I've always been big into ceremony, ritual, celebrations, the marking of meaningful dates. I got married on June 21st—twice—to the same man. Once for the legality, once for the show. Today, six years after my divorce, somewhat suprisingly I didn't even remember this used to be my wedding anniversary until I looked at someone else's wedding photo on Facebook. Even then it took a couple minutes before it dawned on me. "Summer Solstice. Wedding. Oh yeah . . ."
Last year I wrote this. This year? No reaction. No emotion. No melancholy. Simply a historical fact.
Pretty darn cool.
What's also different is that I decided not to make a big deal out of today.
Usually my thinking goes something like this:
Hooray, it's the Summer Solstice! I should dance! Rise to the occasion! What am I going to wear? I have to dress up! I have to take extra special photos and write extra special wisdom and read + share lots of extra special writings and generally make a Very Big Deal out of this extra special day!

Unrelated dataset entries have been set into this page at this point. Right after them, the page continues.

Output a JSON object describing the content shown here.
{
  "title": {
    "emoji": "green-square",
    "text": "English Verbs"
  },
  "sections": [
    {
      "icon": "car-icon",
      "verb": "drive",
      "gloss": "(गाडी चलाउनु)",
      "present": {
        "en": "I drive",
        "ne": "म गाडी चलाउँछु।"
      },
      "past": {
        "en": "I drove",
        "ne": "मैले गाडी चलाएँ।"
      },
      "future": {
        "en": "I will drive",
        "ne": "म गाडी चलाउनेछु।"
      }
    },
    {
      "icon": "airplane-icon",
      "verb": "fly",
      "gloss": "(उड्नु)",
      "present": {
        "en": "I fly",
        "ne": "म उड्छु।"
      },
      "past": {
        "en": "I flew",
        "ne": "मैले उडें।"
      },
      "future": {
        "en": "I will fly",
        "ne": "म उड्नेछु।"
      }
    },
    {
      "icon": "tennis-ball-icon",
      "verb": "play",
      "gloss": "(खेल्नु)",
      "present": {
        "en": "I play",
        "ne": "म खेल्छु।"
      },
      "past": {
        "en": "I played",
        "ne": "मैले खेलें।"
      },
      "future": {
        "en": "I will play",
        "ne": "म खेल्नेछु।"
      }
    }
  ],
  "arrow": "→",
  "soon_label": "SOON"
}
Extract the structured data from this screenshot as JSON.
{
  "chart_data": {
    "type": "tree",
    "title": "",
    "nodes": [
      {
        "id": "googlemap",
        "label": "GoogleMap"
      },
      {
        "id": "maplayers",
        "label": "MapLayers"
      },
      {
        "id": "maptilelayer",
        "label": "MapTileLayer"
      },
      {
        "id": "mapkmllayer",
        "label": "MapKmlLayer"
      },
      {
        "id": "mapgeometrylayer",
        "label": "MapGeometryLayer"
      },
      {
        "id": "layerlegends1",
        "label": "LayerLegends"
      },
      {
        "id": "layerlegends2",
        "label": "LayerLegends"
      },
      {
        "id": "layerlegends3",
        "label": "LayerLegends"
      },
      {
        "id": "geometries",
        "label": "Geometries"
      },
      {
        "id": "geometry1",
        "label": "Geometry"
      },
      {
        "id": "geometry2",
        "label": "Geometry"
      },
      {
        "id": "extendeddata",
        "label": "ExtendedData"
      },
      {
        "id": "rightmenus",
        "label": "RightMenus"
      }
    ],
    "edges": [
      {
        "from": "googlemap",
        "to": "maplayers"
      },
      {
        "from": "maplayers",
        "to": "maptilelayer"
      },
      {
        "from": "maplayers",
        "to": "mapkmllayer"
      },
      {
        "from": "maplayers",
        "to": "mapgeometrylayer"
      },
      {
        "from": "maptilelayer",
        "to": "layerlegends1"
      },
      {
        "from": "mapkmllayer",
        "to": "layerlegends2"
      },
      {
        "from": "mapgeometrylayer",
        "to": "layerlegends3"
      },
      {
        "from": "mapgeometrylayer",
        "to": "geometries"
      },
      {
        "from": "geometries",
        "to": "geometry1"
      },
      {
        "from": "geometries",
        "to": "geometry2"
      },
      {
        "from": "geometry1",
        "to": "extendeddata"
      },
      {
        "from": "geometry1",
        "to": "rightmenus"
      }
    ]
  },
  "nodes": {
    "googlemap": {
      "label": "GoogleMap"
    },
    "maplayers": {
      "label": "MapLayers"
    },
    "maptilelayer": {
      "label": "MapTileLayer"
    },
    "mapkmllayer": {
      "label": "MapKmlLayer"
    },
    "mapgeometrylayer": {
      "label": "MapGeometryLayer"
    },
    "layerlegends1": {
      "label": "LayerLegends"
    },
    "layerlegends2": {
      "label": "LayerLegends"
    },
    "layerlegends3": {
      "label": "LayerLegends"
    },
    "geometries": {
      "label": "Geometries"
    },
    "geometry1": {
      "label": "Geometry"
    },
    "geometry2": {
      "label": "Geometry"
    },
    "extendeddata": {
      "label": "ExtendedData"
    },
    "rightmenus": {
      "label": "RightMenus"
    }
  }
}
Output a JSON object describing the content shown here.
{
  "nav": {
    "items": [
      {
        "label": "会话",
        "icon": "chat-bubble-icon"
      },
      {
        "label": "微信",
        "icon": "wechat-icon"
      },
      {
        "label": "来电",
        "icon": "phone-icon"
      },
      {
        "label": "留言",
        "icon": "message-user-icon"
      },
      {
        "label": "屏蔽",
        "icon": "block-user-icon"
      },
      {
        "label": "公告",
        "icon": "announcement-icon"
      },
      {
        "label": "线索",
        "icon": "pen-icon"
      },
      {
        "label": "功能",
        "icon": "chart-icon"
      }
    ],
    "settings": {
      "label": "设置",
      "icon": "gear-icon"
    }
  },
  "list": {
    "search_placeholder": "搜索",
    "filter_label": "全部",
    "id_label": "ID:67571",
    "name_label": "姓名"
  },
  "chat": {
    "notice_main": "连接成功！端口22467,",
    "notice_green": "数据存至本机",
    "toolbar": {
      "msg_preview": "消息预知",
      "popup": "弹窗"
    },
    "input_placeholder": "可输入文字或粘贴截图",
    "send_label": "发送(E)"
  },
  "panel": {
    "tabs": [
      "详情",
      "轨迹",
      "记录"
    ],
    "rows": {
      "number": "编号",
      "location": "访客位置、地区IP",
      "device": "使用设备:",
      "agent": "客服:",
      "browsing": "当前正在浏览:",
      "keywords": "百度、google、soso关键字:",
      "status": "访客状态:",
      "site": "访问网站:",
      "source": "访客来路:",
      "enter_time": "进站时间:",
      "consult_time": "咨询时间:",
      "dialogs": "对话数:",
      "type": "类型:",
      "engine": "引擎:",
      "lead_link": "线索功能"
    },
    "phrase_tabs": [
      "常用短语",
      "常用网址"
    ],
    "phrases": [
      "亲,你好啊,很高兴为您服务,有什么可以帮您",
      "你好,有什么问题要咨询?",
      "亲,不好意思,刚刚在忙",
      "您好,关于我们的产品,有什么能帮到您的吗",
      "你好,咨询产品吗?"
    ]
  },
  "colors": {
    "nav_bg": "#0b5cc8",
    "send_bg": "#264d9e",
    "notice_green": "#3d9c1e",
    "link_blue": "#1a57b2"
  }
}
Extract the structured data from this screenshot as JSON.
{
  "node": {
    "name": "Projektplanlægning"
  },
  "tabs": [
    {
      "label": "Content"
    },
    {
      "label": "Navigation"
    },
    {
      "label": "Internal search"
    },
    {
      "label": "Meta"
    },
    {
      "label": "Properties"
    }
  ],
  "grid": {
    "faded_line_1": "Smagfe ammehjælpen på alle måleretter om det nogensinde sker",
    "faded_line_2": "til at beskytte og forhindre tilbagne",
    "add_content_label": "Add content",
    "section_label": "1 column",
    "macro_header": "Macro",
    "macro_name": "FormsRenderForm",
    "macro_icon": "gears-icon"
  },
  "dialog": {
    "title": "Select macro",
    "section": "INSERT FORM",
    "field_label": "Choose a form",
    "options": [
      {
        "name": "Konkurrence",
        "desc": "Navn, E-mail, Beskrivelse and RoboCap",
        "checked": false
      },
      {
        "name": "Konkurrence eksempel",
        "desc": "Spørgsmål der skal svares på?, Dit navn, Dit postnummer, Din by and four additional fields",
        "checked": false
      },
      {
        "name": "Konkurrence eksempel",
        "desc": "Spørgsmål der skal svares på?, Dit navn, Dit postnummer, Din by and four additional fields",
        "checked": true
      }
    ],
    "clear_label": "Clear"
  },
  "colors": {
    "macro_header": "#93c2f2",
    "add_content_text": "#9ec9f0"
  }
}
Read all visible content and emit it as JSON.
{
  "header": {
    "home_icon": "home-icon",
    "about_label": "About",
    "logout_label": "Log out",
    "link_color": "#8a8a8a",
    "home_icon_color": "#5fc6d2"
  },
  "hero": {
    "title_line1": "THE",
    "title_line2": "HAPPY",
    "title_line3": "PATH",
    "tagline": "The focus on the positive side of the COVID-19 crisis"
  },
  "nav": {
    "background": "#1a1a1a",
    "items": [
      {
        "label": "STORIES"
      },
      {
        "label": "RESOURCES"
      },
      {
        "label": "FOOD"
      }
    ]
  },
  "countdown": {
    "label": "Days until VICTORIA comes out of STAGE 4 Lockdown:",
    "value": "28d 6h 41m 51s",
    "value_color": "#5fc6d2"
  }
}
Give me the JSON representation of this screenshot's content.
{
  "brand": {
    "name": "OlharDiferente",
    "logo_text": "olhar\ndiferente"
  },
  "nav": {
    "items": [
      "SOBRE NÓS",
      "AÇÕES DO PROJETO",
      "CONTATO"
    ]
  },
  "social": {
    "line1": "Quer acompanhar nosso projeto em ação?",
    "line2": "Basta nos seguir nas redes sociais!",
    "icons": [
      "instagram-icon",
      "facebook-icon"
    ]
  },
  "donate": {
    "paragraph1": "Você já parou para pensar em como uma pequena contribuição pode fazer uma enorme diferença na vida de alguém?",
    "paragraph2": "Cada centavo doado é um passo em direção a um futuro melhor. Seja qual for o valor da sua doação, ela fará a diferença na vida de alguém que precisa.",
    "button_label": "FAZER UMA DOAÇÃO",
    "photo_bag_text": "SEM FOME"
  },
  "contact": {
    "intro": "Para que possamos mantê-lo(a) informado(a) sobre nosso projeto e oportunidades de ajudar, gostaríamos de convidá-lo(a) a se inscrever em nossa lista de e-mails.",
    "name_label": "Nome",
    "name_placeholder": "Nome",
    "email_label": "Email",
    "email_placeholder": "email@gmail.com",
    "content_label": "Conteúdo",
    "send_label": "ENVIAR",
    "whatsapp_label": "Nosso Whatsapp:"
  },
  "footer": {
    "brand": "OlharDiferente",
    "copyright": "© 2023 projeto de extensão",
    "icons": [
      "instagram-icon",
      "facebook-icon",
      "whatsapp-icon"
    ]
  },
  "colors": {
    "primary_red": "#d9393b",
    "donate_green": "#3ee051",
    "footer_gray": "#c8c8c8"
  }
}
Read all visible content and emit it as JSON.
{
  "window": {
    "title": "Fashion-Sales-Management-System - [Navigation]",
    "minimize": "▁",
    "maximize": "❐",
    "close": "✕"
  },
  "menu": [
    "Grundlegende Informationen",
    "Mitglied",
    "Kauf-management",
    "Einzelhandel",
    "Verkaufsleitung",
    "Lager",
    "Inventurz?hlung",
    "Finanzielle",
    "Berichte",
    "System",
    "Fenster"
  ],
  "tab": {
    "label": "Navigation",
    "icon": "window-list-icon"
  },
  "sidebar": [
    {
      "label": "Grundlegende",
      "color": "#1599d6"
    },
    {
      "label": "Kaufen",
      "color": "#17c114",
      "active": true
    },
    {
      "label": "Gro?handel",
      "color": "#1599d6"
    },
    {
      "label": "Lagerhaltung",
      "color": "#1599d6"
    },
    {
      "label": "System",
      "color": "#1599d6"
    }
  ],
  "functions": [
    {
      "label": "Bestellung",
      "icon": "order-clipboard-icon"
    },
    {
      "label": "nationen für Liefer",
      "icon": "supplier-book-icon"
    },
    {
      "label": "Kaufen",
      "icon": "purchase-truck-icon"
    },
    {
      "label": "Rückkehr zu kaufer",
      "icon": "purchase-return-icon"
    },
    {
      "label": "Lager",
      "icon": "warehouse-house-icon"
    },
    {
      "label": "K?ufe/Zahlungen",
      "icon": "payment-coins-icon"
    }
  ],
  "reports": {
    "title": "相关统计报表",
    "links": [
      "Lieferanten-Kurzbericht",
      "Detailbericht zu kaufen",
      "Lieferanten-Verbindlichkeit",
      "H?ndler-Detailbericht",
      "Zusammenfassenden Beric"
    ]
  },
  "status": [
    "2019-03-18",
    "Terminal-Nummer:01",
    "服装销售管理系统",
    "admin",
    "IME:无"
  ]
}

Jeezus. With a brain like that is it any wonder I'm exhausted? This is why I ask (beg) God to please direct my thinking, every day, repeatedly. Had I been invited to a Solstice gathering I might have attended and quietly participated. But I don't have it in me to whip up extra special. And anyway, the Divine isn't manufactured. No grand effort is required. It's simply allowed in.
So instead of getting it up spiritually, I let the Divine put me to use. I saw, heard and read things I'd rather not see, hear or read, thankyouverymuch. A K-9 officer killed in the line of duty. Driving on the highway next to a truck hauling pigs, probably to slaughter, praying as one stuffed her pink nose out an air hole. "I'm sorry, pigs. I'm sending you love." Heart fucking breaking. Sitting across the table from a veteran haunted by fears I can't begin to fathom. Locked eyes, unflinching, bearing witness. Because faith was present. Fear or faith—no other choices.
Pretty cool deal. Instead of reflecting on the past, I got to be present for today. Not today as the Summer Solstice, but today as this day.
A day, apparently, that wanted someone to pray for pigs. To pray for the struggling veteran who found God in the rooms of AA many years ago and, as he said, "She never left me." To offer hope and a hug to a woman new(ish) to the rooms of AA. We see you. We know you. We're with you. To pray for a fallen K-9's handler. To read poetry, which I cannot get enough of. To eat crappy Teriyaki chicken and terrific steamed broccoli. To play with Silas. To reach out and offer free photography services to several local organizations with K-9s. To pack + ship candle orders. To read more of Zoli by Colum McCann, a magical and haunting story about a Gypsy woman in Czechoslovakia. To say thank you. To breathe. To wish my jeans weren't so tight. To not eat sugar after yesterday's binge. To offer encouragement. To soak in wisdom. To accept. To change. To choose. To allow.
A day like any other. Not a former anniversary. Not a seasonal turning point. Just what this day asked. Simple as that.
P.S. I do wish you a Happy Solstice. I mean it.